Hadir dan berkembangnya ideologi-ideologi trans-nasional di bumi Pancasila pasca reformasi ini, telah banyak mencederai identitas kehidupan keagamaan bangsa Indonesia yang bersedia hidup toleran, rukun, santun, dan saling menghormati. Toleransi keagamaan dikoyak oleh aksi-aksi radikalisme, anarkhisme, dan terorisme yang diperankan sebagian umat Islam yang teracuni ideologi trans-nasional.

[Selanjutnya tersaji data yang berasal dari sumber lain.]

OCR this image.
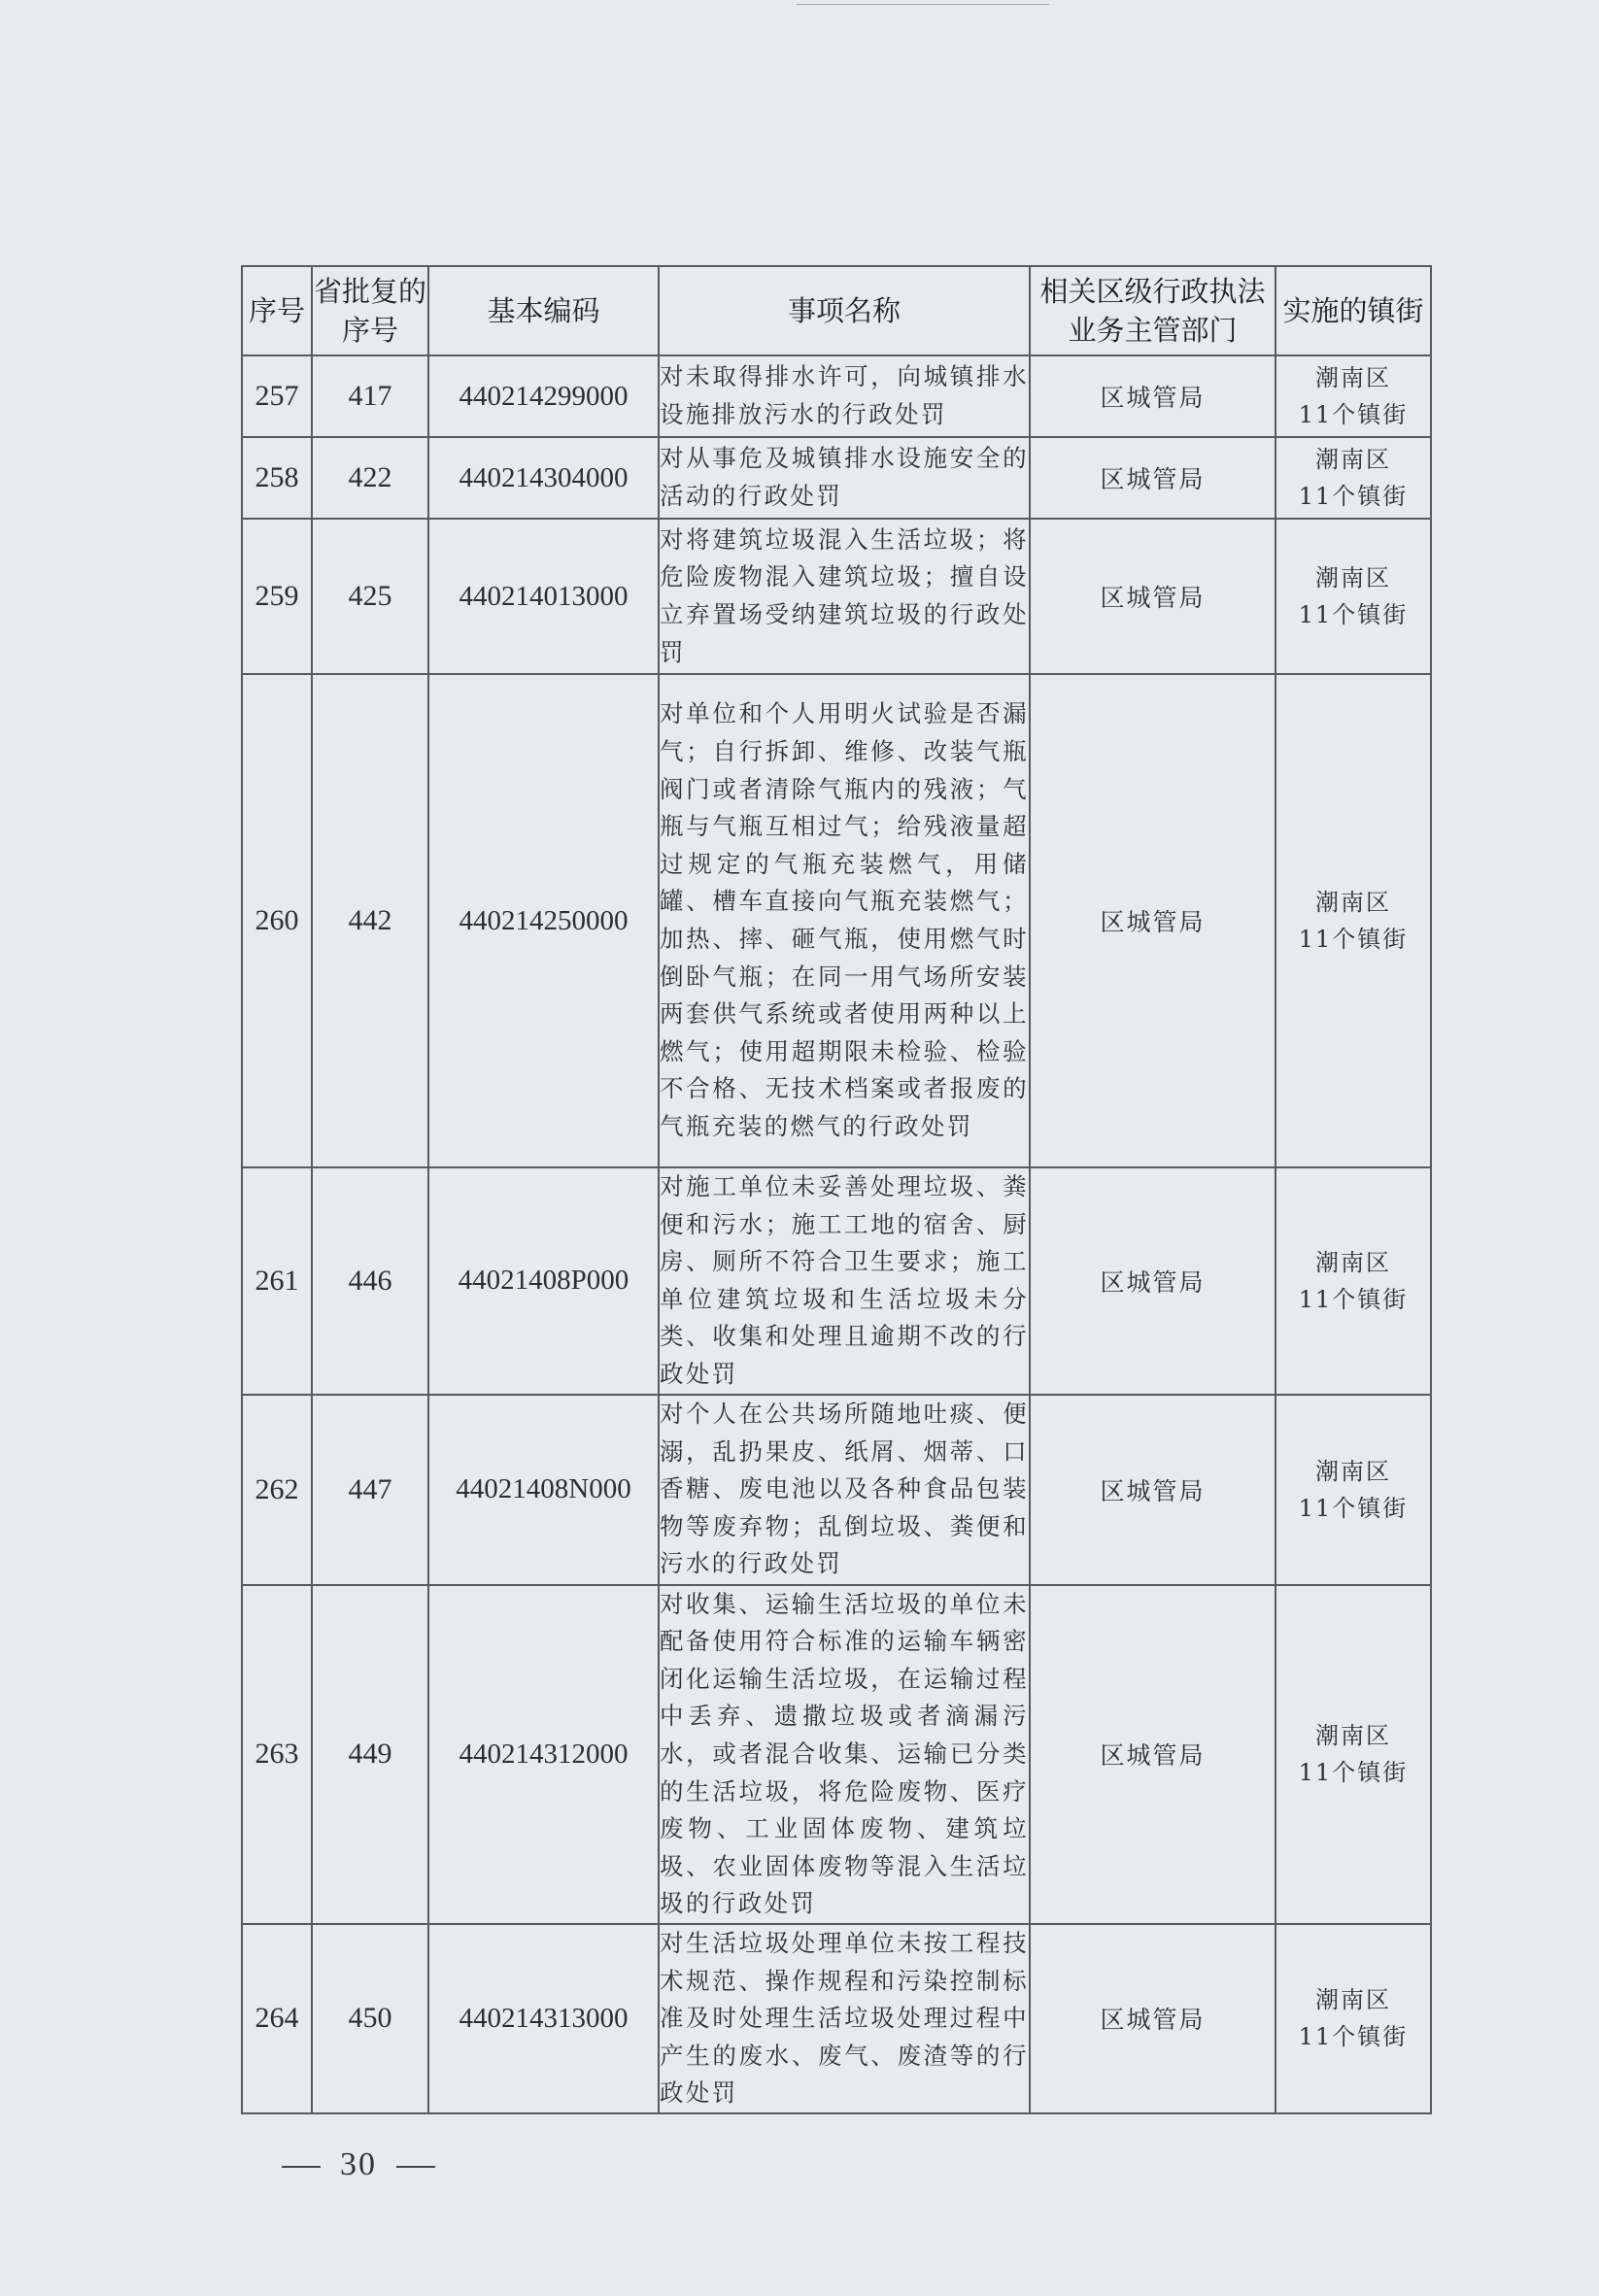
序号	省批复的序号	基本编码	事项名称	相关区级行政执法业务主管部门	实施的镇街
257	417	440214299000	对未取得排水许可，向城镇排水设施排放污水的行政处罚	区城管局	潮南区
11个镇街

258	422	440214304000	对从事危及城镇排水设施安全的活动的行政处罚	区城管局	潮南区
11个镇街

259	425	440214013000	对将建筑垃圾混入生活垃圾；将危险废物混入建筑垃圾；擅自设立弃置场受纳建筑垃圾的行政处罚	区城管局	潮南区
11个镇街

260	442	440214250000	对单位和个人用明火试验是否漏气；自行拆卸、维修、改装气瓶阀门或者清除气瓶内的残液；气瓶与气瓶互相过气；给残液量超过规定的气瓶充装燃气，用储罐、槽车直接向气瓶充装燃气；加热、摔、砸气瓶，使用燃气时倒卧气瓶；在同一用气场所安装两套供气系统或者使用两种以上燃气；使用超期限未检验、检验不合格、无技术档案或者报废的气瓶充装的燃气的行政处罚	区城管局	潮南区
11个镇街

261	446	44021408P000	对施工单位未妥善处理垃圾、粪便和污水；施工工地的宿舍、厨房、厕所不符合卫生要求；施工单位建筑垃圾和生活垃圾未分类、收集和处理且逾期不改的行政处罚	区城管局	潮南区
11个镇街

262	447	44021408N000	对个人在公共场所随地吐痰、便溺，乱扔果皮、纸屑、烟蒂、口香糖、废电池以及各种食品包装物等废弃物；乱倒垃圾、粪便和污水的行政处罚	区城管局	潮南区
11个镇街

263	449	440214312000	对收集、运输生活垃圾的单位未配备使用符合标准的运输车辆密闭化运输生活垃圾，在运输过程中丢弃、遗撒垃圾或者滴漏污水，或者混合收集、运输已分类的生活垃圾，将危险废物、医疗废物、工业固体废物、建筑垃圾、农业固体废物等混入生活垃圾的行政处罚	区城管局	潮南区
11个镇街

264	450	440214313000	对生活垃圾处理单位未按工程技术规范、操作规程和污染控制标准及时处理生活垃圾处理过程中产生的废水、废气、废渣等的行政处罚	区城管局	潮南区
11个镇街
30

Bahkan ideologi trans-nasional yang mengusung ide khilafah, agenda jangka panjangnya menjadi bahaya laten yang mengancam integritas NKRI, yang ditegakkan dengan tetesan kringat dan aliran darah para syuhada’ bangsa.

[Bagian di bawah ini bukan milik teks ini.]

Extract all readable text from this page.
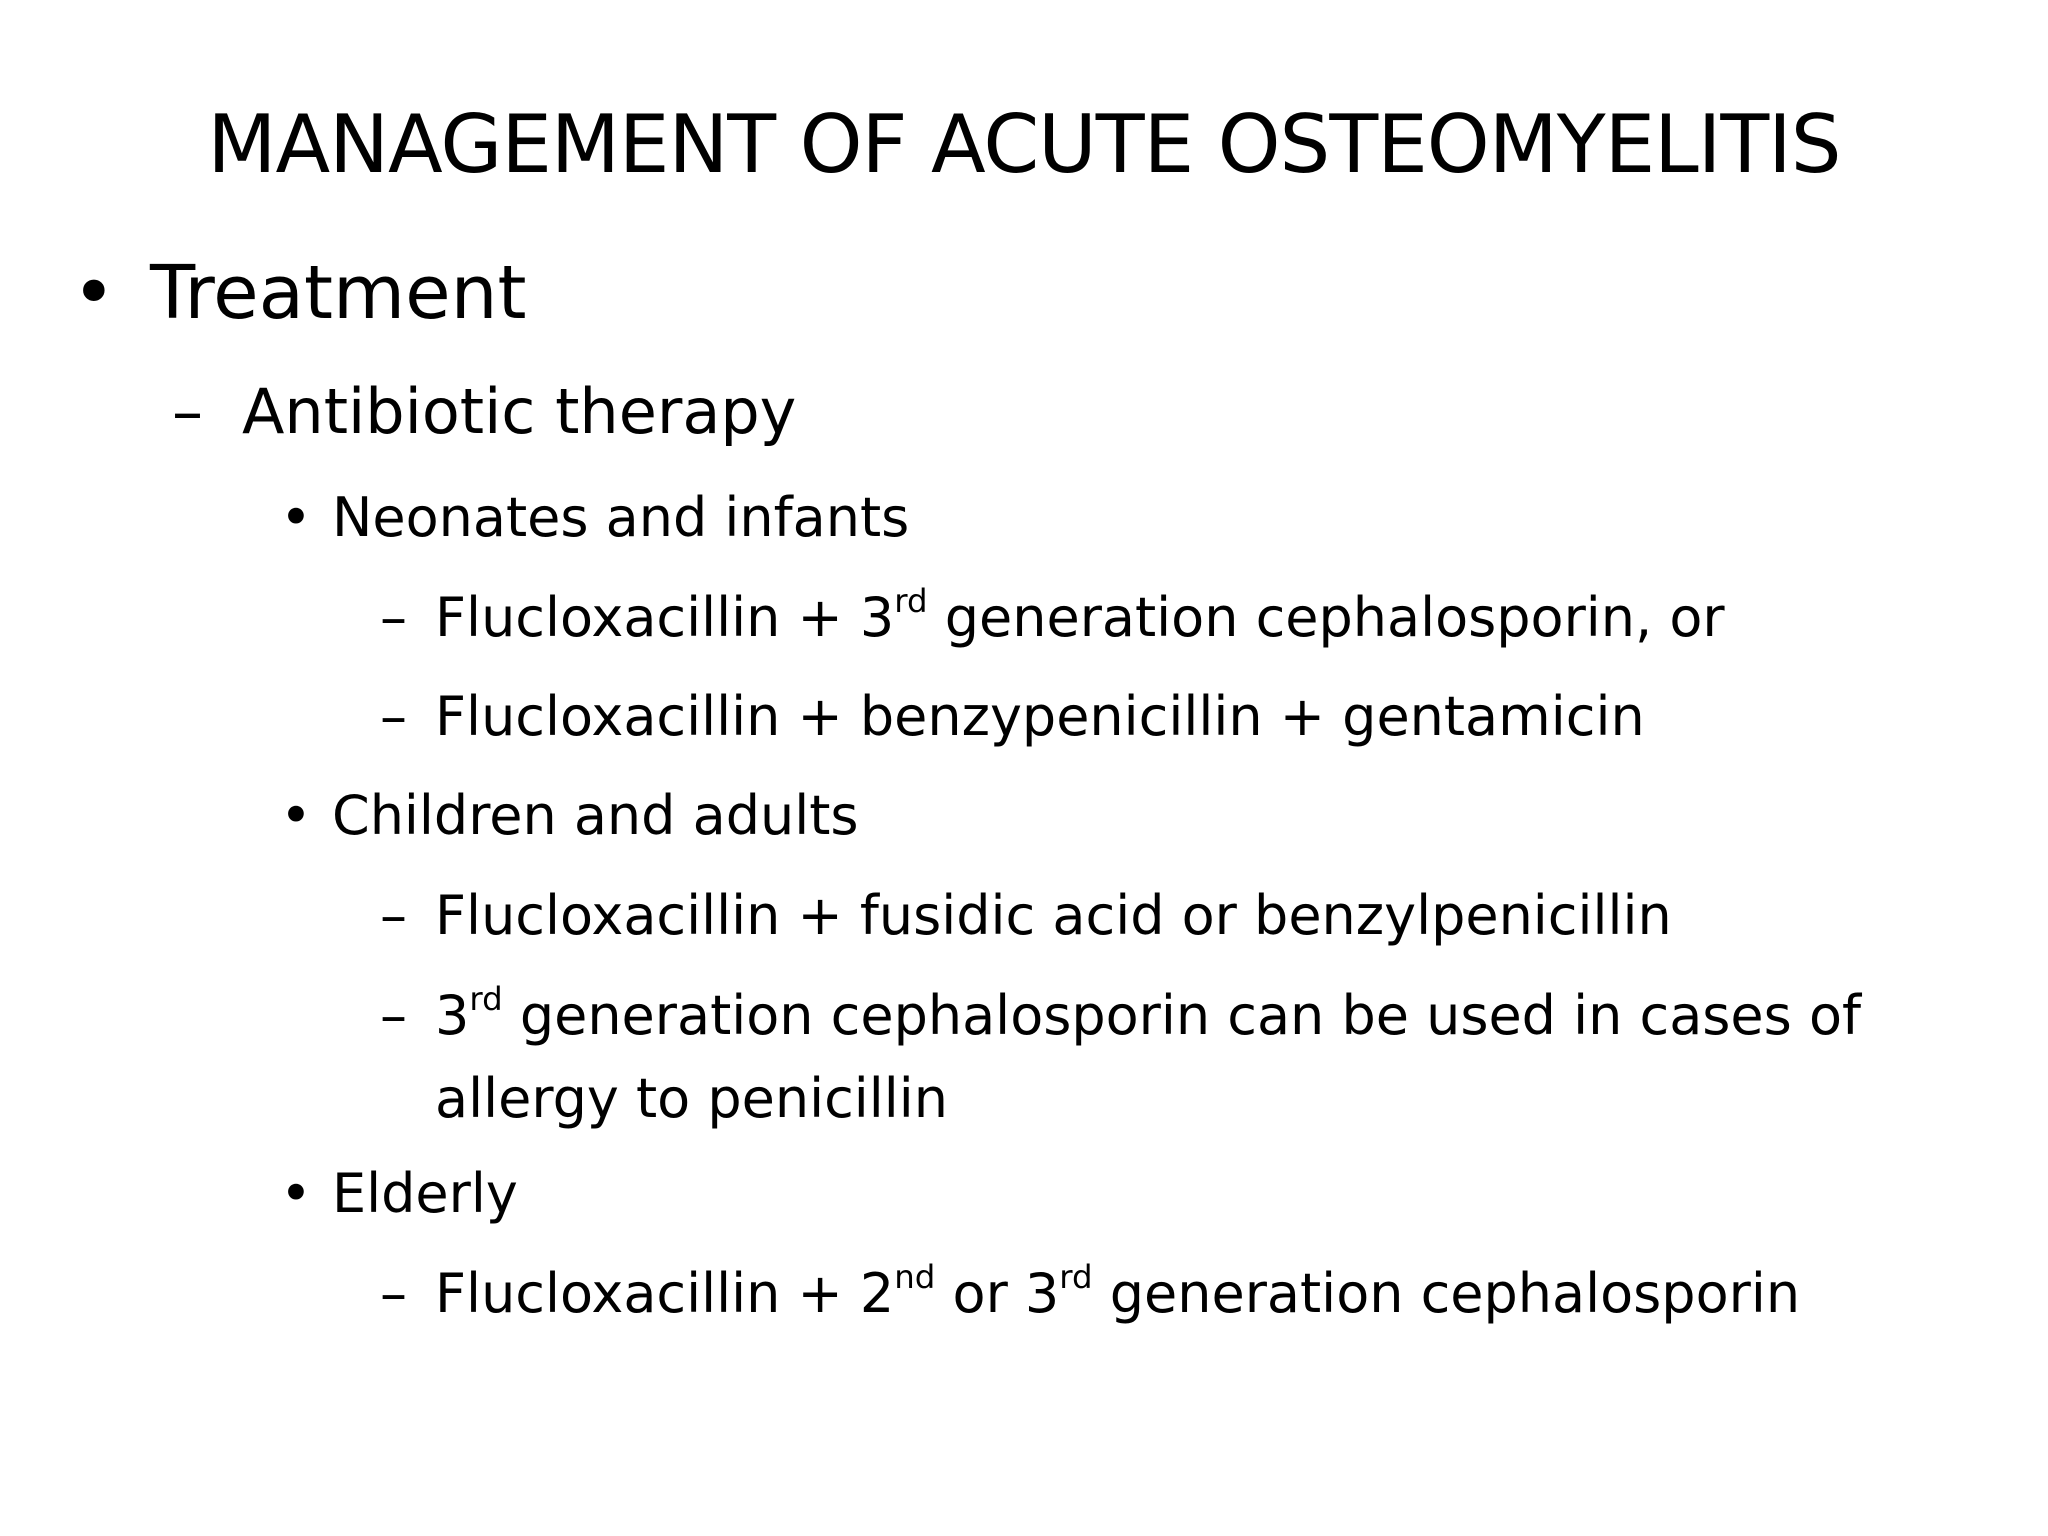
MANAGEMENT OF ACUTE OSTEOMYELITIS
• Treatment
– Antibiotic therapy
• Neonates and infants
– Flucloxacillin + 3rd generation cephalosporin, or
– Flucloxacillin + benzypenicillin + gentamicin
• Children and adults
– Flucloxacillin + fusidic acid or benzylpenicillin
– 3rd generation cephalosporin can be used in cases of
allergy to penicillin
• Elderly
– Flucloxacillin + 2nd or 3rd generation cephalosporin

Fenomena krisis moralitas dan krisis kebangsaan inilah yang belakangan ini sedang menggempur identitas dan karakter kehidupan bangsa Indonesia. Sebagai generasi Bhinneka Tunggal Ika, kita bertanggung jawab untuk melawan gelombang krisis ini, dengan menanamkan nilai-nilai religiusitas dan menggelorakan kembali semangat Islam kebangsaan. Untuk kepentingan memberi solusi atas krisis-krisis ini, tulisan dalam makalah berikut akan menawarkan alternatif melalui pendekatan: internalisasi ajaran ihsan dan pemahaman terhadap tantangan Islam kebangsaan.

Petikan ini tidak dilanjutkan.